So far I’ve been sending a single board file to the manufacturer accompanied with a novel of array specification. Lately it’s been causing some confusion, so to avoid it I would rather send them a whole array file. What is the best way to specify routing or v-scoring in PcbNew? Should I just put it to the User Drawing layer? I see also a potential problem of those lines becoming overlapped when I array the design. I wonder if it would affect the Gerber files? There needs to be a script for doing this, when you just specify number of tabs per side, perforation and tab and route thickness and it plots the lines for you.
In accord with my experience, the v-scoring depends on the manufacturer. The best thing is to put in a gerber file (User Drawings as you suggest) and name it “v-scoring”. Mind that when you v-scoring a board, you must draw a line that crosses all the board. You cannot have a v-scoring line that stop in the middle of the board. It is OK however that the lines cross one to each others in perpendicular.
Afaik all that is usually handled in a special gerber tool, not in a pcb layout tool.
Care to share? Which tool? I don’t really care much where it is done, as long as I don’t have to switch back and forth between different packages. I personally would rather see it in Pcb layout, because you ARE laying out a PCB. You might need to add some global feducials to your array, may be some text, additional NPTH holes for perforation which all jibes well with a pcb layout tool functionality
One I know of is CAM350… not that I could afford it though, way out of my league and area of expertise
There is a paneling tool by a group called ‘this is not rocket science’ that works from gerbers and makes milling panelizations which might be usable once they finish it/make it available… dunno.
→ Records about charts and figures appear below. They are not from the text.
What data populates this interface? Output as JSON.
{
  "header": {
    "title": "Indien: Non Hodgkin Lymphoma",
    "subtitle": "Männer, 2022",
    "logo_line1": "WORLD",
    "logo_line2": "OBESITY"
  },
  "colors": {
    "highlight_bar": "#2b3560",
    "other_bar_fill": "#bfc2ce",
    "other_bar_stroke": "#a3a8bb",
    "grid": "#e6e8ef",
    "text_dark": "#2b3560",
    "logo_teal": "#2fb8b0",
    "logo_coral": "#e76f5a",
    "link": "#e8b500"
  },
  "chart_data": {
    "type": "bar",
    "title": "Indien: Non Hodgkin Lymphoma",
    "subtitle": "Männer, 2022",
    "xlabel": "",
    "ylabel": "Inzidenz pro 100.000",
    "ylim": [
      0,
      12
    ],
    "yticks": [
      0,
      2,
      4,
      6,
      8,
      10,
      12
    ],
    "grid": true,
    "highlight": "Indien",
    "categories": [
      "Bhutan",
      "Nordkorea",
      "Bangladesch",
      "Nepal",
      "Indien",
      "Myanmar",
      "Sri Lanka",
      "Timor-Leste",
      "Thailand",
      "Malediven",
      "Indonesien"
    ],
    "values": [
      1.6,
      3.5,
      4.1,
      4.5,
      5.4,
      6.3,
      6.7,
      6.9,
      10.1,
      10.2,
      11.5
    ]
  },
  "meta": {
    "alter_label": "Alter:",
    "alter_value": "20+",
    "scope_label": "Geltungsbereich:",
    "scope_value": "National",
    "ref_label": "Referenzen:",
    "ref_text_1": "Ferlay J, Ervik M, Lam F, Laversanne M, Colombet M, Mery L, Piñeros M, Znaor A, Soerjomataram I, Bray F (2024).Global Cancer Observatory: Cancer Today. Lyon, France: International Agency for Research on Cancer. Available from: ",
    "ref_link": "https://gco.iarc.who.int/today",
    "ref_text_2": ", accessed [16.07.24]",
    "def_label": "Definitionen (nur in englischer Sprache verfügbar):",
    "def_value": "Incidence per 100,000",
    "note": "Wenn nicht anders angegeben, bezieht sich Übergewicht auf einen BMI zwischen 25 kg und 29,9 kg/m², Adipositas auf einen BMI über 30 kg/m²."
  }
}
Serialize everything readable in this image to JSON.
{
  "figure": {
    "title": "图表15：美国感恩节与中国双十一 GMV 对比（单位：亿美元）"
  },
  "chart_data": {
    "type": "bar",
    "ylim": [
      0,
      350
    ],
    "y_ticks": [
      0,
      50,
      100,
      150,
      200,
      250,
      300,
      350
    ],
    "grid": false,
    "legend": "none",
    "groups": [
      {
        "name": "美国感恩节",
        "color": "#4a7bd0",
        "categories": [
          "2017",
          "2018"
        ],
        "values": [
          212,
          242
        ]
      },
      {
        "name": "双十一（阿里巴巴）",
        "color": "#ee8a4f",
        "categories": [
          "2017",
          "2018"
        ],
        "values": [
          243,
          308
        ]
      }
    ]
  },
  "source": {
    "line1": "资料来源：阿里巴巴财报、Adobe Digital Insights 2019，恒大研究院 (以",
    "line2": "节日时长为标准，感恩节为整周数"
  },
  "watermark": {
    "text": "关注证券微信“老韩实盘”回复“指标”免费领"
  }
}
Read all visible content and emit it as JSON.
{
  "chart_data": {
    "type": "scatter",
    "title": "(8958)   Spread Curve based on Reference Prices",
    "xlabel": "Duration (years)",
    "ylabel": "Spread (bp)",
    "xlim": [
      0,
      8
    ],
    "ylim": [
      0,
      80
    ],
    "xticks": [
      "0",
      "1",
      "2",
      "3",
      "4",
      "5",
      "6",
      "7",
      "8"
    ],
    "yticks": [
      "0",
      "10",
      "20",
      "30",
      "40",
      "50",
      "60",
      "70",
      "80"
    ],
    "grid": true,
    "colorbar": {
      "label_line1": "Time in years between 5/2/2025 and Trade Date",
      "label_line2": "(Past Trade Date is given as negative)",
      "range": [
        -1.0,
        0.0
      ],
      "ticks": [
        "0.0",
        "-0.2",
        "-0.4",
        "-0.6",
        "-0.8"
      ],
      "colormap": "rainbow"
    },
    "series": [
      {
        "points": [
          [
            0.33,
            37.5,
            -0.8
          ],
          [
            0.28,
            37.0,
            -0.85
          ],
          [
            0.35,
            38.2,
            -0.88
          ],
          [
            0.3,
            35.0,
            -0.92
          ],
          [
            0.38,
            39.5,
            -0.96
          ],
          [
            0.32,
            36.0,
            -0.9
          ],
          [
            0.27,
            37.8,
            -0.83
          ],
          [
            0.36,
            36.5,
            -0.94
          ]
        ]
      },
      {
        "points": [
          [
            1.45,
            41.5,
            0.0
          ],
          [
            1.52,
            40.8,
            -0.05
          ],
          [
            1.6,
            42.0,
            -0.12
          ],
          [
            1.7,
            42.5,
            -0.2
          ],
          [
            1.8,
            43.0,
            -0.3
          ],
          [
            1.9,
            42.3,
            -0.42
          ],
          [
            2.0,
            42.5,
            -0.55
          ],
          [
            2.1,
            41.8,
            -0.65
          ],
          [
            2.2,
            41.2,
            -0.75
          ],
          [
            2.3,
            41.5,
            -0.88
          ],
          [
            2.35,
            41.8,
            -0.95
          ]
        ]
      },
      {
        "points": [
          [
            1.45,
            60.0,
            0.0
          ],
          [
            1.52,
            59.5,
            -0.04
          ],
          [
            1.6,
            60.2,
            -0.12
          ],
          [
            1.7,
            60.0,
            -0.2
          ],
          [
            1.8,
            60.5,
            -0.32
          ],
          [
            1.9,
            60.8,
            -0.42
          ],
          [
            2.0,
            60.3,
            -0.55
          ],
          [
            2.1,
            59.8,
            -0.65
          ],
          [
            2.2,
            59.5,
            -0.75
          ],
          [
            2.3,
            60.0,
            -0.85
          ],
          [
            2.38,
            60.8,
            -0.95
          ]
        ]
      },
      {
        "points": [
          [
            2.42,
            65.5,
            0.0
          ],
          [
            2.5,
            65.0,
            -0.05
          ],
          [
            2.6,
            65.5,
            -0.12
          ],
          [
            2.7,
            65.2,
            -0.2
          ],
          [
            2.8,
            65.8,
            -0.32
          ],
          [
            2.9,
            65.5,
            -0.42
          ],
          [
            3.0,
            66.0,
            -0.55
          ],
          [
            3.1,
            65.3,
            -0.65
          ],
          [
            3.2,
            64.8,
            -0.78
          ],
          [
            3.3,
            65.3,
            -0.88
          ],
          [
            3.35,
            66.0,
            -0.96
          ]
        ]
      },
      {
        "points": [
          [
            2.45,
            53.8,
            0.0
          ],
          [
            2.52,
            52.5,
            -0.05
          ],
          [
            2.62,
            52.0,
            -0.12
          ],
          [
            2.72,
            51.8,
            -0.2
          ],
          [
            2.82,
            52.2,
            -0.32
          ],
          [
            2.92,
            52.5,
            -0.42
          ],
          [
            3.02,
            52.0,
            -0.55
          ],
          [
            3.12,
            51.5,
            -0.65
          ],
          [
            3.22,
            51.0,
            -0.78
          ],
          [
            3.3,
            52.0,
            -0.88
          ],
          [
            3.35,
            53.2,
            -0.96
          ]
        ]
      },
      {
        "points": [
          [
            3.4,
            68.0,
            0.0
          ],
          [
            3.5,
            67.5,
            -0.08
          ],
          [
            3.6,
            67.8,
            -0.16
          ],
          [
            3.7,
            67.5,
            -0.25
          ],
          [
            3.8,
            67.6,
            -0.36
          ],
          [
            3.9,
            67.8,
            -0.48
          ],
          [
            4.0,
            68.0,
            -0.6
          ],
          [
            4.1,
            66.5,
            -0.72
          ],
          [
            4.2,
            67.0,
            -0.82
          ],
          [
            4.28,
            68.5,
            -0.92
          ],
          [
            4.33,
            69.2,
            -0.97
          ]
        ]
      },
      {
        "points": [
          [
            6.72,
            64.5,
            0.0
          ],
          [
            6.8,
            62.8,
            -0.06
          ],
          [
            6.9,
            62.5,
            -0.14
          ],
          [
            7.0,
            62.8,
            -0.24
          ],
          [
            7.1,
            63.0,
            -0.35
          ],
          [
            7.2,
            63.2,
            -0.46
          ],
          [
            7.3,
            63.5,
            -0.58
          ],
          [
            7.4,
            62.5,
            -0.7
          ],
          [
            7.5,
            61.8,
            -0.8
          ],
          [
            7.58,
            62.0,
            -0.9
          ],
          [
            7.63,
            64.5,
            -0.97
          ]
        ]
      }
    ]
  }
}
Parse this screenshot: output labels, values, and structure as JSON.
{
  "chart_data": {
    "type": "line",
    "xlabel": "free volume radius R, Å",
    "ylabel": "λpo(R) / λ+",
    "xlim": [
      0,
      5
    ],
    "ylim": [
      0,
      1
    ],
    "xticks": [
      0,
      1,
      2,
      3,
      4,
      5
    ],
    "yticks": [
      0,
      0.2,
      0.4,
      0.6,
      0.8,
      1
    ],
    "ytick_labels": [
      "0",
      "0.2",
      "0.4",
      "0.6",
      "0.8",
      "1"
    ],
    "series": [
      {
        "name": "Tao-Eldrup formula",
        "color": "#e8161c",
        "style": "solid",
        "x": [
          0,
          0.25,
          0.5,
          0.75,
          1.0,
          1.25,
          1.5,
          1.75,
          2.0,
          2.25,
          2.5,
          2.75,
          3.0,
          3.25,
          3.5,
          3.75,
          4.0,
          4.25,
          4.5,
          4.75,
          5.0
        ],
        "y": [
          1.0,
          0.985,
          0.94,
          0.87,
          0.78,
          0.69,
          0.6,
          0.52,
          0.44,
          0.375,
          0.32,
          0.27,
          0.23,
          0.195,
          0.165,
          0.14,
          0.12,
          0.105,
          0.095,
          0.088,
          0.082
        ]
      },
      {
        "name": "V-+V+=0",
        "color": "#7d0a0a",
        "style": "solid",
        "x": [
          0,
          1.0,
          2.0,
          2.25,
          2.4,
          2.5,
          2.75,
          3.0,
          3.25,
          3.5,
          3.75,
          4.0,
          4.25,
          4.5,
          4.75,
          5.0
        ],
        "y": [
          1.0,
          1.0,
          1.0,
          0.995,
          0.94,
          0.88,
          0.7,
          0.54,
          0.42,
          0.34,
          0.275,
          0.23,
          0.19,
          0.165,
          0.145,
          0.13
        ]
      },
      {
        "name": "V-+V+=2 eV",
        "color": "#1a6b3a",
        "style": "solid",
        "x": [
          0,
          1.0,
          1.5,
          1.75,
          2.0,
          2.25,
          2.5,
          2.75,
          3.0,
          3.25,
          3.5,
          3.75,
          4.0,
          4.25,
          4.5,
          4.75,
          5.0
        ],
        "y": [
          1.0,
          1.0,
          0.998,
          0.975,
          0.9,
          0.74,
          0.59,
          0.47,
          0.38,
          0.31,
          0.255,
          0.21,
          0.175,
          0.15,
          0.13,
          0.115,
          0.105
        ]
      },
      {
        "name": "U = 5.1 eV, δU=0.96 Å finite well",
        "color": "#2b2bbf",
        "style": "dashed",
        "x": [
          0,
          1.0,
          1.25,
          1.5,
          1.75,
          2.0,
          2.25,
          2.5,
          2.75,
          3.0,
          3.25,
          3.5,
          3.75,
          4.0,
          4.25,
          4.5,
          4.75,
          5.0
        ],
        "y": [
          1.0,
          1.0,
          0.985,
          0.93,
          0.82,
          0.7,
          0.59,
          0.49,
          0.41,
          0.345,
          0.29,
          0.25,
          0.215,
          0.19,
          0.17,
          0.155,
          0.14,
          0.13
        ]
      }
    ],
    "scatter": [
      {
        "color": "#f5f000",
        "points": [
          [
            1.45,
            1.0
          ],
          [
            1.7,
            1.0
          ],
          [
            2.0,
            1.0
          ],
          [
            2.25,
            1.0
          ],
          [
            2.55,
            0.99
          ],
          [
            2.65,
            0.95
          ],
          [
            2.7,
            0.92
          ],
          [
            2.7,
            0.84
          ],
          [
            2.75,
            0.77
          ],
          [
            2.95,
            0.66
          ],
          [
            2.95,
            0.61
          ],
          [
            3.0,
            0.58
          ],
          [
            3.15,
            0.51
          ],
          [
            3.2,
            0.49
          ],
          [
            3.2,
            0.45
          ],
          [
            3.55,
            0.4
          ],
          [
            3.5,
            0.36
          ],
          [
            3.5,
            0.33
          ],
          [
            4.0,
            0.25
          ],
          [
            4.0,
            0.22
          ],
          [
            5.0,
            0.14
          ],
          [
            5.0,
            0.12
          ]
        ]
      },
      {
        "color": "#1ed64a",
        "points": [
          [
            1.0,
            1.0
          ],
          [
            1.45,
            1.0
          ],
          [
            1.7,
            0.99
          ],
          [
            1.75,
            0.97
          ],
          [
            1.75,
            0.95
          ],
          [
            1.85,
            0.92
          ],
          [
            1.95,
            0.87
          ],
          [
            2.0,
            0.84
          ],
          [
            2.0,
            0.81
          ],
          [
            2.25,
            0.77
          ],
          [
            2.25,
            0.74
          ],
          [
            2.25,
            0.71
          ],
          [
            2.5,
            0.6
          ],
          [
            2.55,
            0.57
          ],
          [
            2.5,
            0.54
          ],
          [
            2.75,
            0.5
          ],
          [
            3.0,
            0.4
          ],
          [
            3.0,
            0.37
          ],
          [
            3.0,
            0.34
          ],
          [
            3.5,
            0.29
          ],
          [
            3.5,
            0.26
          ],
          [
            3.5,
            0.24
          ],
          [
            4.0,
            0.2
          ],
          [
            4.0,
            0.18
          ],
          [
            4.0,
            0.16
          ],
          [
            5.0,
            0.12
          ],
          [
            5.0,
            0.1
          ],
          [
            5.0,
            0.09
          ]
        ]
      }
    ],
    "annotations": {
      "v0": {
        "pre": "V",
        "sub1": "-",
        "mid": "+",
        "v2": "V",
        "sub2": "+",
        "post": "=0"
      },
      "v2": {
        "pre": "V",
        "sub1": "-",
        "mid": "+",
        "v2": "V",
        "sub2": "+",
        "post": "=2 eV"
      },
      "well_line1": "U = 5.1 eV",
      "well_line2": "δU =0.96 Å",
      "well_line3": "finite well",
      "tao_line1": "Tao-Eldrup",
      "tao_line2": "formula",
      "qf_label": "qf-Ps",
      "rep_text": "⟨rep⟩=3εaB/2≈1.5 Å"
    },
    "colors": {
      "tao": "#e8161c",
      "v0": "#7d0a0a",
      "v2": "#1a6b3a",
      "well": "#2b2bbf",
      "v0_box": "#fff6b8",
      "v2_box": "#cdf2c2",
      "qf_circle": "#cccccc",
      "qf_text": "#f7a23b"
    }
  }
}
Might not work for V-grooving though.
Have a look here:
http://blog.thisisnotrocketscience.nl/panel-merging-tool-progress/
Well since we are dreaming here I would rather go and buy Altium and be done with that. Now back to the real life, back to the question of the thread.
The one time I did a V-grooved pcb I just sent them the eagle files for a single pcb and told them how many I needed and they did the rest, but that was years ago… pcb-pool was the fab-house.
Sorry that I can’t be of more help.
Thanks. This is the scenario I’ve done before with the pcb manufacturer I use. I’m trying to change to doing it myself otherwise I don’t have a full control of the final result.
For rectangular boards, there is ‘gerbmerge’. The last time I used it it could do v-cut, but not routing.
Quite some time ago, I had this thing made. The mouse-bites were part of the individual board, the routing paths were drawn by hand. Quite tedious. This is especially painful if the board needs to be changed.
Don’t even try doing this in classical mode, you’ll go insane.